Some will say, well Trump has increased anti-Muslim rhetoric, in spite of the fact that he called for Muslims to be able to live in freedom and prosperity during his overseas trip, and he has made a distinction between Islam and radical Islamic terrorism, and even though during the campaign he called for a ban on Muslims entering the United States, he qualified that statement "until we can figure out what the hell is going on." But in this atmosphere of hyper partisanship and, frankly, a constant fight-or-flight response that I partially blame on each side completely misinterpreting the other, if anyone who actually is anti Muslim then does something violent, the President is blamed.

This makes no sense. We are better than this. We did not blame Jodie Foster when John Hinckley Jr, who was obsessed with the actress, made an attempt on President Ronald Reagan's life.

Nor should we blame Sanders for Wednesday's events.

Then we have the predictable arguments over whether white people commit just as many acts of violence as radicalized Muslims.

I even saw a social media post by a friend saying she had never heard of a "domestic white shooter" characterized as a terrorist until now. In the original column here, I took her words out of context. She was actually pointing out that his history of questionable behavior and violence against women was more important than his political affiliation. Characterizing Hodgkinson as a terrorist does seem to stand out more -- is it because he attacked members of Congress?

Since 2011, when we thought the Arab Spring would usher in a new era of peace and freedom in the Middle East, many countries have been plunged once again into such horrible turmoil, that millions of refugees have been flooding into Europe, and some into the United States. Despite the fact that almost all of these refugees would much rather live in their countries in peace, we are a clash of cultures, and there is much lack of understanding and fear. There are native-born citizens of Western countries of Islamic descent who now feel an affinity with the disenfranchised soldiers marching to establish an Islamic state in Iraq and Syria (ISIS). It's a fearful, confusing time.

On top of that, we have disgruntled Americans of all colors who have become so disconnected from society that they turn to violence.

Instead of focusing on the racial identities or birthplace of these perpetrators, we must unite as Americans, under our common values of equality and justice for all, of a can-do spirit, of rolling up our sleeves and solving this problem together, creatively, so that those who are disenfranchised can get the help they need, those who are desperate have a shoulder to cry on, and those who are showing signs of isolation and potential violent or criminal acts can be observed and reported to the authorities.
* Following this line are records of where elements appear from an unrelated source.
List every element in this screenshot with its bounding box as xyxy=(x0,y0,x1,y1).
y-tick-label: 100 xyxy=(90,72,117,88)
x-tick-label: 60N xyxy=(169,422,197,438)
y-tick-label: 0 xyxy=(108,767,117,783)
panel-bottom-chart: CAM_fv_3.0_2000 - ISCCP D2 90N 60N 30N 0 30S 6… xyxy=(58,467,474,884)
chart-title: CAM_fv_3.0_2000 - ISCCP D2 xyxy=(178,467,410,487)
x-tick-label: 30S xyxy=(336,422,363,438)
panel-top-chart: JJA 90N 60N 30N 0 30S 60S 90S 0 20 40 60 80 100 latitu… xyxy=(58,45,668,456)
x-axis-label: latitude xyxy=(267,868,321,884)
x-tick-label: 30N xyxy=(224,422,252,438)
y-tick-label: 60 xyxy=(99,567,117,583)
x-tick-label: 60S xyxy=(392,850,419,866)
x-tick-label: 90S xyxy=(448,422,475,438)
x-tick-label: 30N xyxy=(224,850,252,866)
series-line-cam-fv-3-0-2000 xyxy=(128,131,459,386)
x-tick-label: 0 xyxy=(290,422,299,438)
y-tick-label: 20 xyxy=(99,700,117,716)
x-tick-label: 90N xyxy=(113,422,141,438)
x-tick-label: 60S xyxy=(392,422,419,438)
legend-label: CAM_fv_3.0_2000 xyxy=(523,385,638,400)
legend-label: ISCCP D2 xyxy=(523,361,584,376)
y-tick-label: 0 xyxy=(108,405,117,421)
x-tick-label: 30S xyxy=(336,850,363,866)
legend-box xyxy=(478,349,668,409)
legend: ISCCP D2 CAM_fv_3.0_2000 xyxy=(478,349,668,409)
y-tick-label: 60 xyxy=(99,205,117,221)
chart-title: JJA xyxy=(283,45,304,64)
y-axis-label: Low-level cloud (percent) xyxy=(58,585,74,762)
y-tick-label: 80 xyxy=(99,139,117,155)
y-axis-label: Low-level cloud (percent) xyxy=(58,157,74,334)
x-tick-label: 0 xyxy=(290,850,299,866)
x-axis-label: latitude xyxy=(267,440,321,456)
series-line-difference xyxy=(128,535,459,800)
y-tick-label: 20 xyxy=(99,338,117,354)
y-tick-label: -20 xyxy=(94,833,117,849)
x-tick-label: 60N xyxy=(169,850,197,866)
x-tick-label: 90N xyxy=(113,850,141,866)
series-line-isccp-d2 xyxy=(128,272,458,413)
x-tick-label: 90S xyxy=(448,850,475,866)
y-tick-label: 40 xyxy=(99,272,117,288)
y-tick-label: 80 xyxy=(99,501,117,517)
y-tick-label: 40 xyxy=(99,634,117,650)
Let us unite under the one thing that brings us all together: baseball. The Congressional game was designed as a way for members of both parties to form friendships. If you feel afraid or sickened by the policies of either party, maybe it's time to reach out and tell a friend your concerns. Why do they support these policies? Can they share their research with you? Can you share your research with them? Each side tends to get their news from completely different sources, so this suggestion might help us compare notes. Maybe after a baseball game?

Maybe in addition to the Congressional Baseball Game for Charity, we should be holding a Community Baseball Game for Political Understanding.

Just a thought.

This column was updated at 12:45 p.m. PDT. In my original statement about a Facebook friend posting that this was the first time that a white shooter had been characterized as a terrorist, I took her words out of context. She was clearly stating that his political affiliation was not important and that we should look at someone's past behavior and criminal record more than their political affiliation. As for him being a domestic terrorist, there does seem to be more of an emphasis on that word from the House floor this time around.